Her daughter was made to pay back the difference, Adams said.

The city administration's spree was detailed in a 2016-17 budget amendment for $213,000 to reimburse over-budget costs for homeless services and $94,000 the city spent to truck green waste to the landfill.

Councilwoman Erin Mendenhall said the administration had strayed into the policy realm by spending that money without first getting council approval.

Added Councilman Derek Kitchen: "It feels really disrespectful to our role as policymakers."

Midway through hearings on next year's budget, council members have shown few cards regarding its highlights, which include a property tax increase for libraries, rate increases for sewer and water, and the folding of the Rose Park Golf Course into the general fund.

But their questions Tuesday came fast and, if not furious, with a note of frustration.

"I feel like what we are seeing is what happens when you fire all the experience and a year later you're trying to figure out how to make it work," Adams said, suggesting — as council members frequently have — that Mayor Jackie Biskupski erred in calling for and accepting the resignations of longtime city appointees shortly after taking office.

On Tuesday, council members pressed the administration on familiar fronts, like its responsiveness to council staff queries — Adams complained about an email received mid-discussion — and its struggles to fill open posts.

When Community and Neighborhoods Director Mike Reberg told council members on Tuesday that the city has declined to hire three people who interviewed to be transportation director — a post unfilled for nearly a year — Kitchen and Councilman James Rogers pounced, asking what had happened to an incoming candidate Reberg had told them about earlier this year.

"Did that interview come in?" Rogers asked.

"That interview did not come in," Reberg said.

Reberg's turn on the hot seat also saw him grilled for what council members said was scant evidence that recommendations from a building services audit are reflected in the mayor's proposed budget.

Reberg said the audit — which said Salt Lake City's building services should strive to be more customer focused — was being used as a guide, but that some suggestions "don't make as much sense as the audit suggests."

"We paid for [the audit], we think they're good suggestions and we want to see them implemented," Adams said. "I kind of feel like I gave you a great gift and I went over to your house the next week and saw it under the table and your dog was sitting on it."

Later, Adams treated Salt Lake City Public Services Director Lisa Shaffer to a slideshow of the road damage Adams observed on what she said was a five-minute walk through her neighborhood.

"Are we in a third-world country?
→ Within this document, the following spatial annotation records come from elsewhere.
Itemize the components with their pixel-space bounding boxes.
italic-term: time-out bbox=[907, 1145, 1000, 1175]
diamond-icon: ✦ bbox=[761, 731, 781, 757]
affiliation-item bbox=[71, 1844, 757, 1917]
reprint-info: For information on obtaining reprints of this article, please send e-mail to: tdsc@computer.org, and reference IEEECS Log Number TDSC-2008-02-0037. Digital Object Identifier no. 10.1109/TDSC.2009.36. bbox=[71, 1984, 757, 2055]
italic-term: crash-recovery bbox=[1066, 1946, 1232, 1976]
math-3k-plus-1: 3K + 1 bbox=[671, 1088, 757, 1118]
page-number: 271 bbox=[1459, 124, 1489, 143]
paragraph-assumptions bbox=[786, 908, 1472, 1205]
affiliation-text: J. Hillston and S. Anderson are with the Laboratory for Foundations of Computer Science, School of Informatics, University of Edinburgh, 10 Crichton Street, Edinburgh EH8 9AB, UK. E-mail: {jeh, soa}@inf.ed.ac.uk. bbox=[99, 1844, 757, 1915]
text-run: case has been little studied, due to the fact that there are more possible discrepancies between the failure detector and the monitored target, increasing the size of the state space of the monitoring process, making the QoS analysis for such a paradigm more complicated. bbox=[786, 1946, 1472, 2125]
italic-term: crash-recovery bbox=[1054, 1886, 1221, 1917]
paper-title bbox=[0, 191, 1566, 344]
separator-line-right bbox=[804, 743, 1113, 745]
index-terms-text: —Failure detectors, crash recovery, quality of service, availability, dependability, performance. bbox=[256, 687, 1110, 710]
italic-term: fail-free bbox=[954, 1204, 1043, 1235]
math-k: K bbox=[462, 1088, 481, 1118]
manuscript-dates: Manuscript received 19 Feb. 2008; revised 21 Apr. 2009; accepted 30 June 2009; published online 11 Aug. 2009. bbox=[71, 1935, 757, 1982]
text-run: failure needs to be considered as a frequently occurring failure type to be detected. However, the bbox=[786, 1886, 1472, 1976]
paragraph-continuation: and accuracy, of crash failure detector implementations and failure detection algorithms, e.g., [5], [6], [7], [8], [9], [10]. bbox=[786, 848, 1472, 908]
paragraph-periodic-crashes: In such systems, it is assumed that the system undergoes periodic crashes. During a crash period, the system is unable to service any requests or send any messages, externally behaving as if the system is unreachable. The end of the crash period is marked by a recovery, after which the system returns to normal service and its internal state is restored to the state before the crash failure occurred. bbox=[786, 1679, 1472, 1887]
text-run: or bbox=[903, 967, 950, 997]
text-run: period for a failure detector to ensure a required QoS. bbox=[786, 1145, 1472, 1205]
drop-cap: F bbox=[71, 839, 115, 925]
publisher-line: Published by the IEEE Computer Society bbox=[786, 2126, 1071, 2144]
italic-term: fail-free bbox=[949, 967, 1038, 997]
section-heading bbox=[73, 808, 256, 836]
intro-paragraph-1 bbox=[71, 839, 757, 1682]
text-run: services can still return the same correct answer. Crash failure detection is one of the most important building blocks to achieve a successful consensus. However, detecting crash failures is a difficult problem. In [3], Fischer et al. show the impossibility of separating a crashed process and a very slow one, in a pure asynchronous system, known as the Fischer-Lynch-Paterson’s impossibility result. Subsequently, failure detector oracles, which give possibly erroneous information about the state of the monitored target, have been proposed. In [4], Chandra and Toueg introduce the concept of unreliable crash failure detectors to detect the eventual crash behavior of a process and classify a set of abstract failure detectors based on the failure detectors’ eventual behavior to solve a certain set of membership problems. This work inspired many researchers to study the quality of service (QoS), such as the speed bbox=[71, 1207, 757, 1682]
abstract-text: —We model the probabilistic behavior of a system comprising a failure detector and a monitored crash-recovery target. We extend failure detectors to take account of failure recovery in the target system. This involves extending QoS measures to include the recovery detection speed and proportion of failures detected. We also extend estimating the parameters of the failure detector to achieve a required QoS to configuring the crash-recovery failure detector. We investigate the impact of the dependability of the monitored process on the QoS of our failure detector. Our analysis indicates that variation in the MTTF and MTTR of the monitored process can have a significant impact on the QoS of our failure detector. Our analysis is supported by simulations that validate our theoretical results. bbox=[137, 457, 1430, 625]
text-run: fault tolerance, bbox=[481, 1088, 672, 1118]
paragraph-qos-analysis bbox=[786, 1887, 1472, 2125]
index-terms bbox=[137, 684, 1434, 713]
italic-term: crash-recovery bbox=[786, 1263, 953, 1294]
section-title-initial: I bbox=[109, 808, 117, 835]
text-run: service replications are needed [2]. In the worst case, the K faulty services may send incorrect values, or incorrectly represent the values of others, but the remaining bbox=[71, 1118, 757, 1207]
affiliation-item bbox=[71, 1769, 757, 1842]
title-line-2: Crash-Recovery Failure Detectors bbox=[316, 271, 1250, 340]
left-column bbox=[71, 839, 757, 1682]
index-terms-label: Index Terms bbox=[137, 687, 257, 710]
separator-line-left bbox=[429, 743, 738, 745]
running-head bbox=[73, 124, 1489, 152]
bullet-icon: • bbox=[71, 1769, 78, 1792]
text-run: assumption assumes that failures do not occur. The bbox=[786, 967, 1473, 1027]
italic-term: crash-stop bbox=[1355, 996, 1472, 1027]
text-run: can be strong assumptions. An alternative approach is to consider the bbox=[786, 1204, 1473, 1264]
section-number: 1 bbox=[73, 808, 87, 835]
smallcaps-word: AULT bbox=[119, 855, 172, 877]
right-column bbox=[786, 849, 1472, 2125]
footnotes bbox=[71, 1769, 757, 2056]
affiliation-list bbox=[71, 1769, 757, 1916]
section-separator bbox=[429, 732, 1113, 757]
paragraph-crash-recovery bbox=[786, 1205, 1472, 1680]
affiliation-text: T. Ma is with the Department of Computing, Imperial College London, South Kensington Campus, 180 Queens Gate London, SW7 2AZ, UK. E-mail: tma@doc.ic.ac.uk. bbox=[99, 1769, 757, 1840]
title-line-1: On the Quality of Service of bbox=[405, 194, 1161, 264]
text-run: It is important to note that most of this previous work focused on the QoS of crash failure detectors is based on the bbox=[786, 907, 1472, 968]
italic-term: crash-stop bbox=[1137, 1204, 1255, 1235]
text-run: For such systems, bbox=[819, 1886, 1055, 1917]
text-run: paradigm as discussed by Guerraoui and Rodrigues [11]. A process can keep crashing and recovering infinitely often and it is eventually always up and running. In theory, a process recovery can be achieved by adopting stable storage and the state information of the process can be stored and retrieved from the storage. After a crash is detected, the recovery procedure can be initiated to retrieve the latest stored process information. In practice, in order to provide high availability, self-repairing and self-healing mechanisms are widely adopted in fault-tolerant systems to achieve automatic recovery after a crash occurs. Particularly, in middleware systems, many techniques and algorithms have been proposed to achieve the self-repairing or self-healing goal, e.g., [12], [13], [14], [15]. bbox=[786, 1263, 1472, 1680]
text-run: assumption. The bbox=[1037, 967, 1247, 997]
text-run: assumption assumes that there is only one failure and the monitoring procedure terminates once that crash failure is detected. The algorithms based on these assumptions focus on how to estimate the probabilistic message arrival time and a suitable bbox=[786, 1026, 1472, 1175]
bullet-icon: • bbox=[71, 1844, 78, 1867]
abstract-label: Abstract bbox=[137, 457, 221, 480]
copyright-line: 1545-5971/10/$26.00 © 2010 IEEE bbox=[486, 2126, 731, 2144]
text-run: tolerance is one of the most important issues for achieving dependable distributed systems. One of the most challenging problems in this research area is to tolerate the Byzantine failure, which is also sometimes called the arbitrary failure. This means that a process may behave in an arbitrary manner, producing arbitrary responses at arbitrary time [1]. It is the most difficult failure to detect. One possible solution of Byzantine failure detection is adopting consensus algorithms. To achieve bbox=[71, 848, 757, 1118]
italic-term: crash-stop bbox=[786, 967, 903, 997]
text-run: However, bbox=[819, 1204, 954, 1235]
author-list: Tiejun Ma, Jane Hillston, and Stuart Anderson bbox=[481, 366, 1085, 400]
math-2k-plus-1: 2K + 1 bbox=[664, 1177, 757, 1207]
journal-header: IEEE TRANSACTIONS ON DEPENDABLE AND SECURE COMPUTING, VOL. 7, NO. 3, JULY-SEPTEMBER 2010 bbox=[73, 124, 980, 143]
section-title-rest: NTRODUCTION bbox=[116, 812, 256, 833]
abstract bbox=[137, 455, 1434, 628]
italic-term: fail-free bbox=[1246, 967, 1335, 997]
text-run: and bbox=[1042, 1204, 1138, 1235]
Or are we in Salt Lake City?" asked Adams, who wants to explore financial options to improve Salt Lake City's streets — two-thirds of which are rated as "poor" — while Biskupski pleads for financial restraint.

To Salt Lake City Police Chief Mike Brown, she wondered about the cost of Biskupski's personal security detail.

He would get that information, he told her.

Adams said it also came as news to her that Rep. Sandra Hollins, D-Salt Lake City, had recently been hired as the city's homeless services coordinator, though Hollins' hire was warmly received by the council.

A licensed social worker who managed the homeless outreach program for Volunteers of America, Hollins is a "fabulous" choice, Mendenhall said. "The best hire you could find for that position."

Said Reberg after briefing the council: "She knows this issue, she knows the players, she knows the outreach down in that community. She also happens to be a legislator and will have an articulate voice for the need for state funding."

Hollins joins a staff rich in legislative experience. Not only is Biskupski a former representative, but so are Deputy Chief of Staff David Litvack, Community Relations Director Jennifer Seelig and newly hired community liaison Tim Cosgrove.

Rep. Angela Romero, D-Salt Lake City, has been a community program manager for the city's youth and family division since before Biskupski took office.

Reached by phone Tuesday, Hollins said she hopes to help people understand the many complex problems represented in the homeless community.

Many individuals, she said, "want the same thing that you and I want. They want to be able to work, they want to be able to provide for themselves, they want to be able to provide for their children. They want a safe community to live in."

"There are some of us, there but for the grace of God, [might be] homeless."